Le retour des Compagnies Républicaines de Sécurité (CRS) en Martinique suscite une vague de réactions mêlées de crainte, de colère et de nostalgie amère. Depuis les émeutes sanglantes de décembre 1959, au cours desquelles trois jeunes Martiniquais avaient trouvé la mort, la présence des CRS était devenue un symbole de tensions profondes entre l’île caribéenne et l’État français.
Aujourd’hui, l’envoi de la CRS 8, unité spécialisée dans la lutte contre les violences urbaines, enflamme à nouveau les esprits. Pour Yann, 43 ans, habitant de Fort-de-France, cette décision est « la goutte d’eau qui va faire déborder le vase ». Dans un contexte où les Martiniquais expriment leur colère face à la vie chère, l’arrivée de cette unité répressive apparaît comme une provocation. « Au lieu de s’engager dans un dialogue sincère, l’État choisit la répression », s’insurge Yann.
Mi-septembre, les tensions s’étaient déjà accentuées lorsque le collectif RPPRAC, fer de lance de la mobilisation, avait quitté les négociations en raison du refus du préfet de retransmettre les débats en direct. La préfecture, bien que promettant une nouvelle table ronde, n’a pas encore annoncé les modalités précises de ce dialogue, laissant place à l’incertitude.

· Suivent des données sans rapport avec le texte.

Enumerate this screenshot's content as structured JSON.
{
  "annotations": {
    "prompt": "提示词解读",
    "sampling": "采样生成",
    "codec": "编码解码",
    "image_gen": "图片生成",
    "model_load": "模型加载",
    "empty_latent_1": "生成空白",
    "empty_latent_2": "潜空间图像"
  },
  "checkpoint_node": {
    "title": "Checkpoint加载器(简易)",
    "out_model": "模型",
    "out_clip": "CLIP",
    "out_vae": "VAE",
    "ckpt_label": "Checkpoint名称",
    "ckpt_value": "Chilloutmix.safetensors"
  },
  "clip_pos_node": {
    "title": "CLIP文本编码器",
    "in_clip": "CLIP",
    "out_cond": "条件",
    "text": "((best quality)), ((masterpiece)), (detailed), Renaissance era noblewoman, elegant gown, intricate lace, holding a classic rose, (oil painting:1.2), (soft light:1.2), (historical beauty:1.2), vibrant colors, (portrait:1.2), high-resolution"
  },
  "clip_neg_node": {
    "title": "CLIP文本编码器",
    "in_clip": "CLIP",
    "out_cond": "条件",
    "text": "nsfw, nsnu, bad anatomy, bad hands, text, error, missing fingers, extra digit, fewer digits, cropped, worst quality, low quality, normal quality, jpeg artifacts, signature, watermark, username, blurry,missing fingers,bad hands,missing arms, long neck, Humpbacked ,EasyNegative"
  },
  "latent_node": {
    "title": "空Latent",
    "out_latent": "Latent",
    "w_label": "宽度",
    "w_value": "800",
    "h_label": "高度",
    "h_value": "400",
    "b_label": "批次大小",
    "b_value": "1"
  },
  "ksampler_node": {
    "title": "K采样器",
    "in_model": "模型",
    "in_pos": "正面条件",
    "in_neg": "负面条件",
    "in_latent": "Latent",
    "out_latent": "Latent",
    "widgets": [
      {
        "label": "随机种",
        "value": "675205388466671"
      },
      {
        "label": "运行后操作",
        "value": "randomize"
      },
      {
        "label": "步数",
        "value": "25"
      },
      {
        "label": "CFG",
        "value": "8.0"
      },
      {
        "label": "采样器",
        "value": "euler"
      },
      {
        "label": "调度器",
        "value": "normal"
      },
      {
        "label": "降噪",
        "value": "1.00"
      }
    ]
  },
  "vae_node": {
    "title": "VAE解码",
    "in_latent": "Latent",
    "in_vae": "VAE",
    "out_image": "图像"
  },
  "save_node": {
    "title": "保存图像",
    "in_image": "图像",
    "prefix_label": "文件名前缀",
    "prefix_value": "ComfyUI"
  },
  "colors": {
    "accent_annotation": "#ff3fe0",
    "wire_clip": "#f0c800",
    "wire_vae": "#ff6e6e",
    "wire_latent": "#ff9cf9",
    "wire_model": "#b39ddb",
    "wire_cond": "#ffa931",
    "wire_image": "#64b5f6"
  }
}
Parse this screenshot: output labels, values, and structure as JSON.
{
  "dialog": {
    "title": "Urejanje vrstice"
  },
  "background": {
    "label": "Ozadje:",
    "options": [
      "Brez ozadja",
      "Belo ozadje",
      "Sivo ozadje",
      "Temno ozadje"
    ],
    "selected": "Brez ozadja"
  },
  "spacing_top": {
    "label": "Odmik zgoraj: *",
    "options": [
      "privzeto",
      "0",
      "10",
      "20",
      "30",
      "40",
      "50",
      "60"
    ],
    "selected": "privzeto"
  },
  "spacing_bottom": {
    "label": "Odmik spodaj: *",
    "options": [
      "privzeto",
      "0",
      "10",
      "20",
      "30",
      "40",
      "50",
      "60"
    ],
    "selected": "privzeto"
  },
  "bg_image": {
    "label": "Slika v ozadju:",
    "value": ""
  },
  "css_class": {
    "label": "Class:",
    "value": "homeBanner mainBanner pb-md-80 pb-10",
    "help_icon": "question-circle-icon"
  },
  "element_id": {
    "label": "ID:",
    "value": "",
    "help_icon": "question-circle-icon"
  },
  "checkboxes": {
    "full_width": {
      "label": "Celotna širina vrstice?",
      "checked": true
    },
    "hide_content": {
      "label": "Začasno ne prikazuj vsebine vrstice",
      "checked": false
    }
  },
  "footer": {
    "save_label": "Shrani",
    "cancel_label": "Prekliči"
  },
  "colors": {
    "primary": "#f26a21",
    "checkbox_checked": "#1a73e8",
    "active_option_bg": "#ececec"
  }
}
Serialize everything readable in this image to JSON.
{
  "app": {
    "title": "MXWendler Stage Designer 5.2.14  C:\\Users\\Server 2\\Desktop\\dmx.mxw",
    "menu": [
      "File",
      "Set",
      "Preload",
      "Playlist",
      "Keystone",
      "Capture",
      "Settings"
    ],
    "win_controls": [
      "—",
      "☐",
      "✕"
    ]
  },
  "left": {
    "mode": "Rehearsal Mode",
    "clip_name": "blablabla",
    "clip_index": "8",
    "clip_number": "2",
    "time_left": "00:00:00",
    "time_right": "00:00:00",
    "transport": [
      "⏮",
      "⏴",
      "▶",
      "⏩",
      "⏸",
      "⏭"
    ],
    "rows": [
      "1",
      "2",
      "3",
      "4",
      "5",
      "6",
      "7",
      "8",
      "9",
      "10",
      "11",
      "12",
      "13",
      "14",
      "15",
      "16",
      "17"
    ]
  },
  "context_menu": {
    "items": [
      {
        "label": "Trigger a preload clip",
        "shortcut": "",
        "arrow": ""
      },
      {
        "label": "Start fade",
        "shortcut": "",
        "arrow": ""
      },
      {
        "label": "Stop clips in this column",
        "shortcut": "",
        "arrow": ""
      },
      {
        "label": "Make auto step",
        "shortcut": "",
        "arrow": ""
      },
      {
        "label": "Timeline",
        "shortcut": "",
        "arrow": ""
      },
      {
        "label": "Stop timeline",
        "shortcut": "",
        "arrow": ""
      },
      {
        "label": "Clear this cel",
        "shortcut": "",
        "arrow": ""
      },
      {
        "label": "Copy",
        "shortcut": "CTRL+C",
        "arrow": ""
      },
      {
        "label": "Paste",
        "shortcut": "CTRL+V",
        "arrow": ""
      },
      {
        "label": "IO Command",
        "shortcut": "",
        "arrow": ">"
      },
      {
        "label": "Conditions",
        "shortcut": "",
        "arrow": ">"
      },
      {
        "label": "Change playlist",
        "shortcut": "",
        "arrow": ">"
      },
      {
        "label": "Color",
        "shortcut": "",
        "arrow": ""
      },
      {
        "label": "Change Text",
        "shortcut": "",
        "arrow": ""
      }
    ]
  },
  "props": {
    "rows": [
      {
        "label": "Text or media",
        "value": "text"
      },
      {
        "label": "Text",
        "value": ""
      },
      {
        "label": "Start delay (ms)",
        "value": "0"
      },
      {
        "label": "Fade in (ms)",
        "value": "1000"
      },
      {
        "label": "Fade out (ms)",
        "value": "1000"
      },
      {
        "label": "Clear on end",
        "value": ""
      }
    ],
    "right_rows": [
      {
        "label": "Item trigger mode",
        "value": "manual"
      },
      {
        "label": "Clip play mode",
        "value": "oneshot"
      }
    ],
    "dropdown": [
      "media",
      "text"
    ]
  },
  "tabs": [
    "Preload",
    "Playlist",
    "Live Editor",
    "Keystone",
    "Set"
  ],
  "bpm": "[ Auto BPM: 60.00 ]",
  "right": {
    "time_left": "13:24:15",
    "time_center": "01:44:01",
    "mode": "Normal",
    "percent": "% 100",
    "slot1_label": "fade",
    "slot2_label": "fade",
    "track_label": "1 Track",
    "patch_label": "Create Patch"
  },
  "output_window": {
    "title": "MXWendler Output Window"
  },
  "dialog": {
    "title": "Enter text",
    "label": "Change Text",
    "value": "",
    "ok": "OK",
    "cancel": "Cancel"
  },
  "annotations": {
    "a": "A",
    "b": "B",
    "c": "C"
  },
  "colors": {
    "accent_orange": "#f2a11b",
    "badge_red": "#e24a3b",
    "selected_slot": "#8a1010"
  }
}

La députée Béatrice Bellay, voix majeure de l’opposition locale, n’a pas tardé à réagir. Dans un communiqué cinglant, elle dénonce le retour des CRS comme une mesure susceptible « d’aggraver les tensions ». Selon elle, le gouvernement macroniste réitère les erreurs du passé en négligeant le climat social fragile de l’île. En décembre 1959, des émeutes avaient éclaté après un simple différend de stationnement, alimentant un brasier de mécontentements liés aux inégalités et à la répression policière. Les CRS avaient alors été renvoyés en métropole par décret, pour ne jamais revenir… jusqu’à aujourd’hui.
Pour certains Martiniquais, les souvenirs douloureux sont encore vivaces. L’historien Louis-Georges Placide rappelle que, bien avant 1959, les CRS étaient associés à des épisodes de « grande violence ». « Leur retour ne peut être perçu que comme une provocation, même s’ils ne sont pas responsables des actes passés », estime-t-il. Sabine, 49 ans, nuance néanmoins cette position : « S’ils sont là pour maintenir l’ordre, pourquoi pas ». Mais elle n’oublie pas les revendications politiques des Martiniquais qui avaient demandé leur départ, dénonçant un racisme latent au sein des forces de l’ordre.
En parallèle, la situation sur le terrain reste tendue. Les violences urbaines de ces derniers jours ont poussé le préfet à imposer un couvre-feu dans certaines zones de Fort-de-France et du Lamentin. Des carcasses de voitures brûlées jonchent encore les rues, et des barrages improvisés empêchent la circulation, signes visibles d’une île en ébullition.
Alors que certains habitants, inquiets pour leur sécurité, accueillent favorablement l’arrivée des CRS, d’autres, comme Olivier, 52 ans, y voient un symbole persistant de colonialisme. Pour lui, les CRS sont synonymes de brutalité, et leur retour est perçu comme un rappel du pouvoir répressif de l’État français.
Le spectre des émeutes de 1959 plane toujours sur la Martinique, et la question qui demeure est celle de savoir si, cette fois, le dialogue l’emportera sur la violence.